I thought that the higher prices for Blu-ray DVD players would work against it, but the superior technology and the always important “look-and-feel” quotient for Blu-ray put the capper on the jug.

Now, what does this all translate to on Wall Street? Let’s take a look.

According to a new research report from Strategy Analytics, “Blu-ray Devices: Forecasting Sales and Ownership”, Blu-ray devices will find their way into 29.4 million homes worldwide by the end of 2008. The report adds that Sony’s PS3 games console will continue to drive the Blu-ray market until 2009, after which stand-alone Blu-ray players will become the dominant segment. By 2012 more than 132 million homes worldwide will own at least one Blu-ray device.

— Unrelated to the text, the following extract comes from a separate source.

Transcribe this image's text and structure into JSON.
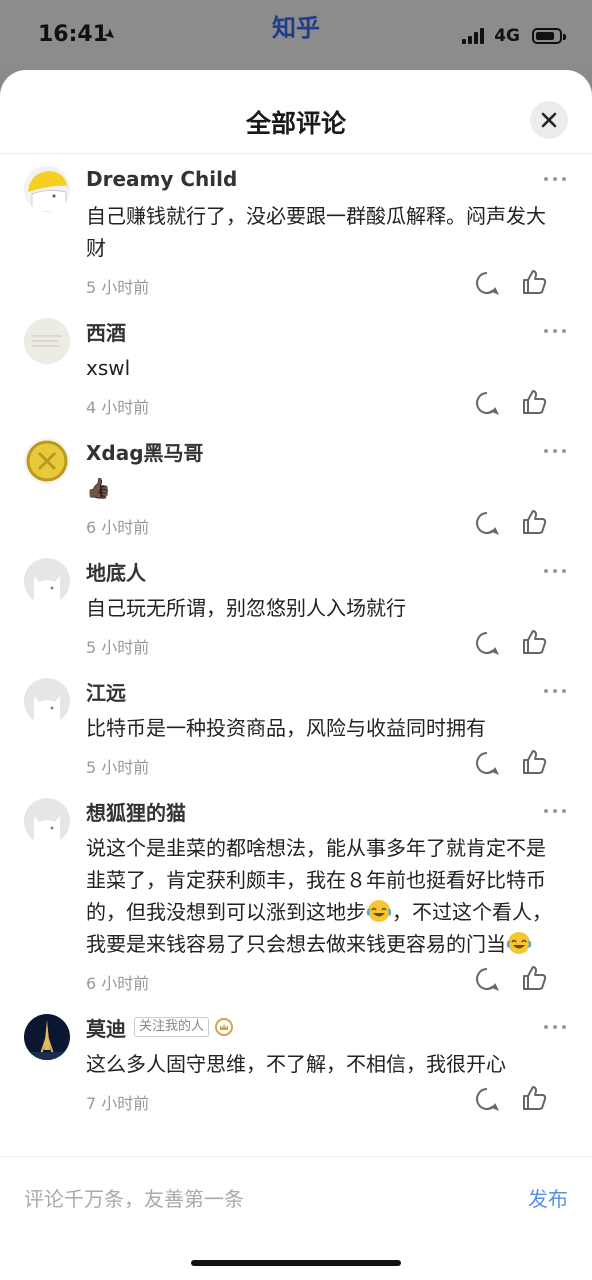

“HD-DVD’s withdrawal leaves the way open for Blu-ray to become a major revenue earner for technology vendors and content owners alike,” says David Mercer, an analyst at Strategy Analytics. “The 265 million homes that will own an HDTV by 2012, and Hollywood’s need for a new growth engine, represent huge incentives for the industry to coordinate marketing activities and demonstrate unified support for the successor to DVD.”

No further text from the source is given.